Time commitments: There was a day when you wouldn’t get charged for this, because the piano mover could obsorb the cost into the piano move. With the cost of inflation over the last number of years (labour, fuel and truck service) and an ecomony where every penny is squeezed out of companies; those days are virtually gone. The new norm is: The mover is giving the best rate he can (you don’t even have to ask for it), but you have to be available all day so that he can route his truck the most efficient way possible to help him reduce his fuel and labour expenses. He’ll give you a better idea of timing on the actual delivery day, but you have to be available ALL DAY. If you want a smaller time window, then be prepared to pay for it, because the piano mover is going to have to back track or do some sort of poor routing to meet your time commitment, which means more fuel to burn and longer work days. It may not seem like a big deal to you, but it is a big deal to the piano movers, even if they are not letting on to it.
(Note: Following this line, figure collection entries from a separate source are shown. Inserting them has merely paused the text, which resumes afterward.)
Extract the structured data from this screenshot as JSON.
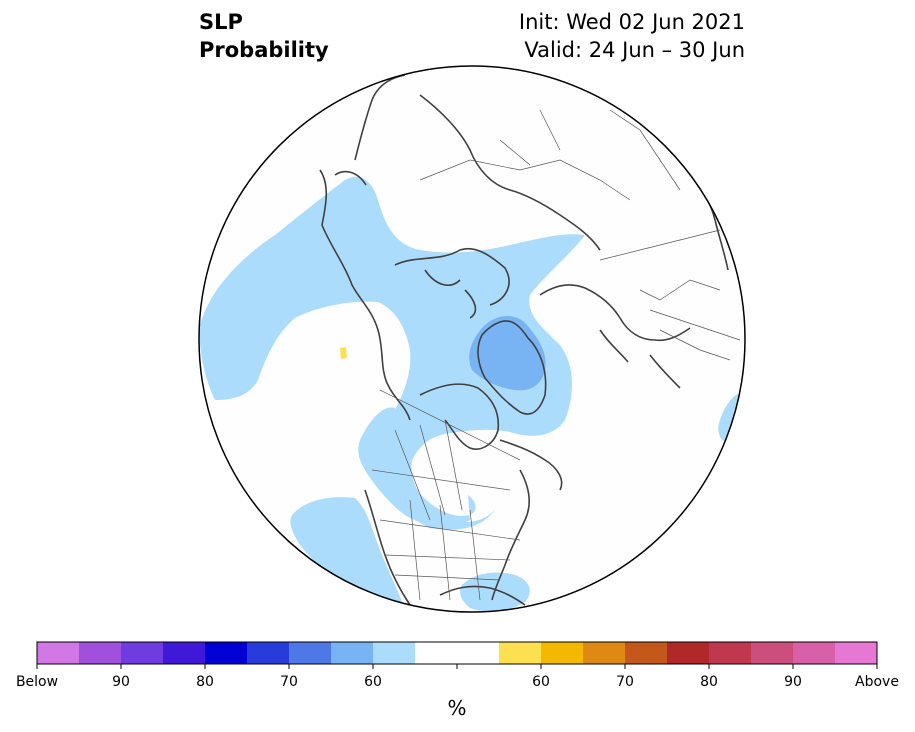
{
  "header": {
    "title_line1": "SLP",
    "title_line2": "Probability",
    "init_text": "Init: Wed 02 Jun 2021",
    "valid_text": "Valid: 24 Jun – 30 Jun"
  },
  "map": {
    "projection": "north-polar-stereographic",
    "features": [
      "coastlines",
      "country borders",
      "US state borders",
      "Canadian province borders"
    ],
    "anomaly_regions": [
      {
        "name": "north-pacific-alaska-arctic-below",
        "category": "below 50-60",
        "color": "#acdcfc"
      },
      {
        "name": "greenland-core-below",
        "category": "below 60-70",
        "color": "#78b4f4"
      },
      {
        "name": "canada-us-interior-below",
        "category": "below 50-60",
        "color": "#acdcfc"
      },
      {
        "name": "east-pacific-below",
        "category": "below 50-60",
        "color": "#acdcfc"
      },
      {
        "name": "gulf-of-mexico-below",
        "category": "below 50-60",
        "color": "#acdcfc"
      },
      {
        "name": "scandinavia-coast-below",
        "category": "below 50-60",
        "color": "#acdcfc"
      },
      {
        "name": "pacific-small-above",
        "category": "above 50-60",
        "color": "#fce050"
      }
    ]
  },
  "colorbar": {
    "colors": [
      "#d278e6",
      "#a050dc",
      "#6e3ce0",
      "#4018d8",
      "#0000d4",
      "#283cdc",
      "#4e78e8",
      "#78b4f4",
      "#acdcfc",
      "#ffffff",
      "#ffffff",
      "#fce050",
      "#f4b800",
      "#de8a12",
      "#c4581a",
      "#b02828",
      "#c03850",
      "#cc4e7c",
      "#d860a8",
      "#e678d4"
    ],
    "tick_labels": [
      "Below",
      "90",
      "80",
      "70",
      "60",
      "60",
      "70",
      "80",
      "90",
      "Above"
    ],
    "unit": "%"
  }
}
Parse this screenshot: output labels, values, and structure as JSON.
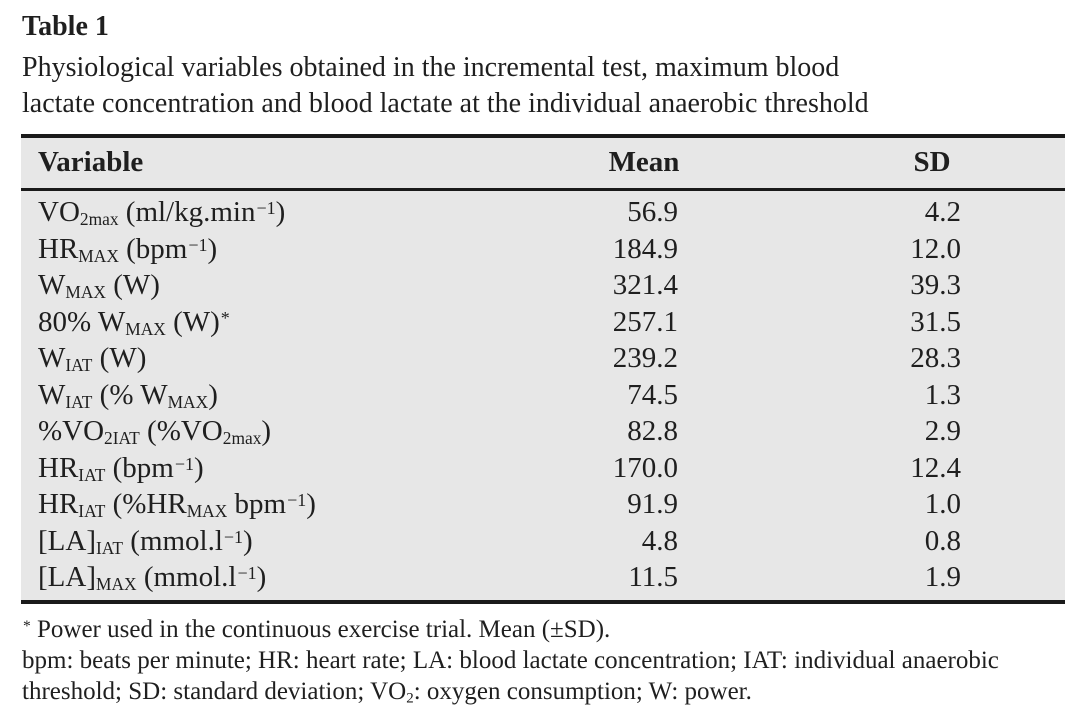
{
  "title": "Table 1",
  "caption": {
    "lines": [
      "Physiological variables obtained in the incremental test, maximum blood",
      "lactate concentration and blood lactate at the individual anaerobic threshold"
    ]
  },
  "columns": [
    {
      "key": "variable",
      "label": "Variable"
    },
    {
      "key": "mean",
      "label": "Mean"
    },
    {
      "key": "sd",
      "label": "SD"
    }
  ],
  "rows": [
    {
      "variable": [
        [
          "t",
          "VO"
        ],
        [
          "sub",
          "2max"
        ],
        [
          "t",
          " (ml/kg.min"
        ],
        [
          "sup",
          "−1"
        ],
        [
          "t",
          ")"
        ]
      ],
      "mean": "56.9",
      "sd": "4.2"
    },
    {
      "variable": [
        [
          "t",
          "HR"
        ],
        [
          "sub",
          "MAX"
        ],
        [
          "t",
          " (bpm"
        ],
        [
          "sup",
          "−1"
        ],
        [
          "t",
          ")"
        ]
      ],
      "mean": "184.9",
      "sd": "12.0"
    },
    {
      "variable": [
        [
          "t",
          "W"
        ],
        [
          "sub",
          "MAX"
        ],
        [
          "t",
          " (W)"
        ]
      ],
      "mean": "321.4",
      "sd": "39.3"
    },
    {
      "variable": [
        [
          "t",
          "80% W"
        ],
        [
          "sub",
          "MAX"
        ],
        [
          "t",
          " (W)"
        ],
        [
          "sup",
          "*"
        ]
      ],
      "mean": "257.1",
      "sd": "31.5"
    },
    {
      "variable": [
        [
          "t",
          "W"
        ],
        [
          "sub",
          "IAT"
        ],
        [
          "t",
          " (W)"
        ]
      ],
      "mean": "239.2",
      "sd": "28.3"
    },
    {
      "variable": [
        [
          "t",
          "W"
        ],
        [
          "sub",
          "IAT"
        ],
        [
          "t",
          " (% W"
        ],
        [
          "sub",
          "MAX"
        ],
        [
          "t",
          ")"
        ]
      ],
      "mean": "74.5",
      "sd": "1.3"
    },
    {
      "variable": [
        [
          "t",
          "%VO"
        ],
        [
          "sub",
          "2IAT"
        ],
        [
          "t",
          " (%VO"
        ],
        [
          "sub",
          "2max"
        ],
        [
          "t",
          ")"
        ]
      ],
      "mean": "82.8",
      "sd": "2.9"
    },
    {
      "variable": [
        [
          "t",
          "HR"
        ],
        [
          "sub",
          "IAT"
        ],
        [
          "t",
          " (bpm"
        ],
        [
          "sup",
          "−1"
        ],
        [
          "t",
          ")"
        ]
      ],
      "mean": "170.0",
      "sd": "12.4"
    },
    {
      "variable": [
        [
          "t",
          "HR"
        ],
        [
          "sub",
          "IAT"
        ],
        [
          "t",
          " (%HR"
        ],
        [
          "sub",
          "MAX"
        ],
        [
          "t",
          " bpm"
        ],
        [
          "sup",
          "−1"
        ],
        [
          "t",
          ")"
        ]
      ],
      "mean": "91.9",
      "sd": "1.0"
    },
    {
      "variable": [
        [
          "t",
          "[LA]"
        ],
        [
          "sub",
          "IAT"
        ],
        [
          "t",
          " (mmol.l"
        ],
        [
          "sup",
          "−1"
        ],
        [
          "t",
          ")"
        ]
      ],
      "mean": "4.8",
      "sd": "0.8"
    },
    {
      "variable": [
        [
          "t",
          "[LA]"
        ],
        [
          "sub",
          "MAX"
        ],
        [
          "t",
          " (mmol.l"
        ],
        [
          "sup",
          "−1"
        ],
        [
          "t",
          ")"
        ]
      ],
      "mean": "11.5",
      "sd": "1.9"
    }
  ],
  "footnotes": [
    {
      "name": "power-note",
      "segments": [
        [
          "sup",
          "*"
        ],
        [
          "t",
          " Power used in the continuous exercise trial. Mean (±SD)."
        ]
      ]
    },
    {
      "name": "abbreviations-note",
      "segments": [
        [
          "t",
          "bpm: beats per minute; HR: heart rate; LA: blood lactate concentration; IAT: individual anaerobic threshold; SD: standard deviation; VO"
        ],
        [
          "sub",
          "2"
        ],
        [
          "t",
          ": oxygen consumption; W: power."
        ]
      ]
    }
  ],
  "colors": {
    "page_background": "#ffffff",
    "table_background": "#e7e7e7",
    "text": "#1f1f1f",
    "rule": "#1a1a1a"
  }
}
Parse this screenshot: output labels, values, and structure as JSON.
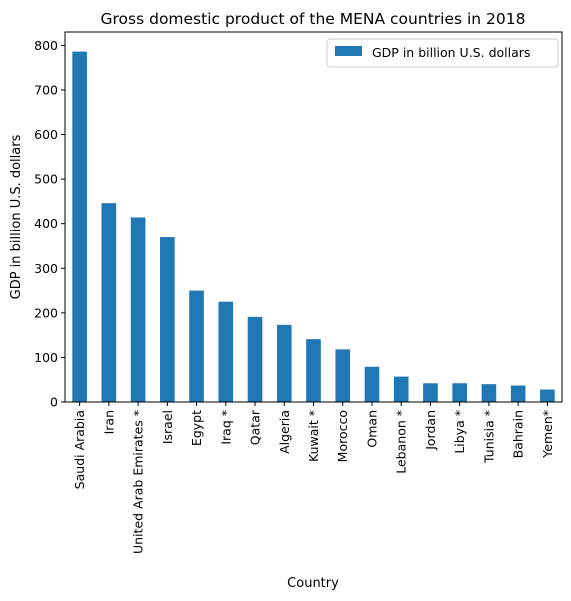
{
  "chart_data": {
    "type": "bar",
    "title": "Gross domestic product of the MENA countries in 2018",
    "xlabel": "Country",
    "ylabel": "GDP in billion U.S. dollars",
    "ylim": [
      0,
      830
    ],
    "yticks": [
      0,
      100,
      200,
      300,
      400,
      500,
      600,
      700,
      800
    ],
    "grid": false,
    "legend_position": "top-right",
    "bar_color": "#1f77b4",
    "categories": [
      "Saudi Arabia",
      "Iran",
      "United Arab Emirates *",
      "Israel",
      "Egypt",
      "Iraq *",
      "Qatar",
      "Algeria",
      "Kuwait *",
      "Morocco",
      "Oman",
      "Lebanon *",
      "Jordan",
      "Libya *",
      "Tunisia *",
      "Bahrain",
      "Yemen*"
    ],
    "series": [
      {
        "name": "GDP in billion U.S. dollars",
        "values": [
          786,
          446,
          414,
          370,
          250,
          225,
          191,
          173,
          141,
          118,
          79,
          57,
          42,
          42,
          40,
          37,
          28
        ]
      }
    ]
  }
}
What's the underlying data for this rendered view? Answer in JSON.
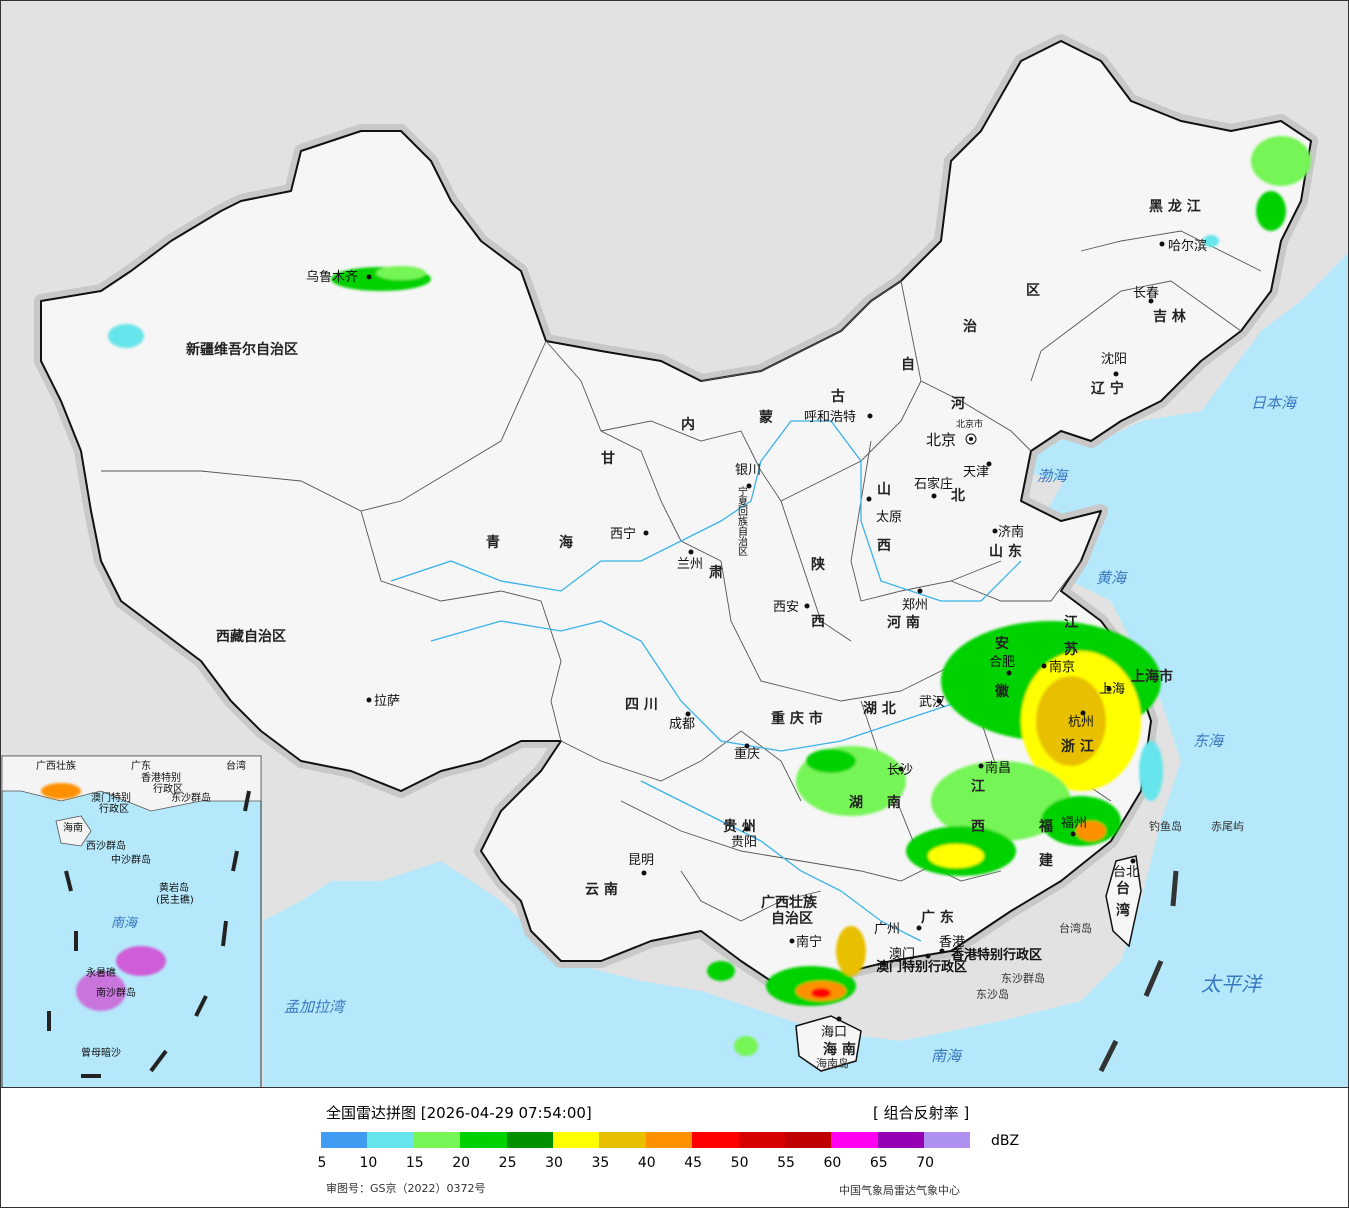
{
  "legend": {
    "title": "全国雷达拼图 [2026-04-29 07:54:00]",
    "product": "[ 组合反射率 ]",
    "unit": "dBZ",
    "approval": "审图号：GS京（2022）0372号",
    "source": "中国气象局雷达气象中心",
    "colors": [
      "#3f9cf0",
      "#66e5ec",
      "#76f556",
      "#00d200",
      "#009000",
      "#ffff00",
      "#e8c000",
      "#ff9000",
      "#ff0000",
      "#d70000",
      "#c00000",
      "#ff00f0",
      "#9600b4",
      "#ad90f0"
    ],
    "ticks": [
      "5",
      "10",
      "15",
      "20",
      "25",
      "30",
      "35",
      "40",
      "45",
      "50",
      "55",
      "60",
      "65",
      "70"
    ]
  },
  "map": {
    "provinces": {
      "xinjiang": "新疆维吾尔自治区",
      "xizang": "西藏自治区",
      "qinghai_1": "青",
      "qinghai_2": "海",
      "gansu_1": "甘",
      "gansu_2": "肃",
      "neimenggu_1": "内",
      "neimenggu_2": "蒙",
      "neimenggu_3": "古",
      "neimenggu_4": "自",
      "neimenggu_5": "治",
      "neimenggu_6": "区",
      "heilongjiang": "黑 龙 江",
      "jilin": "吉 林",
      "liaoning": "辽 宁",
      "hebei_1": "河",
      "hebei_2": "北",
      "shanxi_1": "山",
      "shanxi_2": "西",
      "shandong": "山 东",
      "henan": "河 南",
      "shaanxi_1": "陕",
      "shaanxi_2": "西",
      "sichuan": "四 川",
      "chongqing": "重 庆 市",
      "hubei": "湖 北",
      "hunan_1": "湖",
      "hunan_2": "南",
      "jiangxi_1": "江",
      "jiangxi_2": "西",
      "anhui_1": "安",
      "anhui_2": "徽",
      "jiangsu_1": "江",
      "jiangsu_2": "苏",
      "zhejiang": "浙 江",
      "fujian_1": "福",
      "fujian_2": "建",
      "guizhou": "贵 州",
      "yunnan": "云 南",
      "guangxi_1": "广西壮族",
      "guangxi_2": "自治区",
      "guangdong": "广 东",
      "hainan": "海 南",
      "taiwan_1": "台",
      "taiwan_2": "湾",
      "shanghai": "上海市",
      "ningxia": "宁夏回族自治区",
      "hongkong": "香港特别行政区",
      "macau": "澳门特别行政区"
    },
    "cities": {
      "urumqi": "乌鲁木齐",
      "lhasa": "拉萨",
      "xining": "西宁",
      "lanzhou": "兰州",
      "yinchuan": "银川",
      "hohhot": "呼和浩特",
      "beijing": "北京",
      "beijing_small": "北京市",
      "tianjin": "天津",
      "shijiazhuang": "石家庄",
      "taiyuan": "太原",
      "jinan": "济南",
      "zhengzhou": "郑州",
      "xian": "西安",
      "chengdu": "成都",
      "chongqing": "重庆",
      "wuhan": "武汉",
      "changsha": "长沙",
      "nanchang": "南昌",
      "hefei": "合肥",
      "nanjing": "南京",
      "shanghai": "上海",
      "hangzhou": "杭州",
      "fuzhou": "福州",
      "guiyang": "贵阳",
      "kunming": "昆明",
      "nanning": "南宁",
      "guangzhou": "广州",
      "macau": "澳门",
      "hongkong": "香港",
      "haikou": "海口",
      "taibei": "台北",
      "harbin": "哈尔滨",
      "changchun": "长春",
      "shenyang": "沈阳"
    },
    "seas": {
      "japan": "日本海",
      "bohai": "渤海",
      "huanghai": "黄海",
      "donghai": "东海",
      "taipingyang": "太平洋",
      "nanhai": "南海",
      "bengal": "孟加拉湾"
    },
    "islands": {
      "diaoyu": "钓鱼岛",
      "chiwei": "赤尾屿",
      "taiwan_dao": "台湾岛",
      "dongsha_qd": "东沙群岛",
      "dongsha_d": "东沙岛",
      "hainan_dao": "海南岛"
    },
    "inset": {
      "guangxi": "广西壮族",
      "guangdong": "广东",
      "taiwan": "台湾",
      "hk": "香港特别",
      "macau": "澳门特别",
      "xzq": "行政区",
      "xzq2": "行政区",
      "hainan": "海南",
      "dongsha": "东沙群岛",
      "xisha": "西沙群岛",
      "zhongsha": "中沙群岛",
      "huangyan": "黄岩岛",
      "minzhu": "(民主礁)",
      "nanhai": "南海",
      "yongshu": "永暑礁",
      "nansha": "南沙群岛",
      "zengmu": "曾母暗沙"
    }
  }
}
So what does it cost to move a piano? If you have not noticed yet, there are a lot of factors that go into determining the cost of piano moving and those cost are different in one part of the country to another part of the country. A good piano mover will streamline this process to it’s most basic elements, but everything above plays into the cost of moving a piano. I’ve seen some moves in some part of the country go for $100 and others for a couple thousand depending on the distance being travelled. Right now, on average it will fall in the $200-500 range plus tax, but it all comes back to the variables of your specific move.
Pricing around piano movers: When it comes to piano movers or any mover for that matter, they are NOT all equal. When you shop around do not think for a minute that you are comparing the same quality of service. Generally you will find that the pricing is fairly close between them. With that information in mind, stick with the most reputable. It may cost a few extra dollars up front to go with the more reputable mover, but think of it like insurance. The odds of a claim are that much less and if there is a claim; you are more likely going to get service. There are a lot of the cheap movers say they are insured, but do not stand behind there workmanship when things go wrong. I cannot stress this enough: Use a reputable piano mover!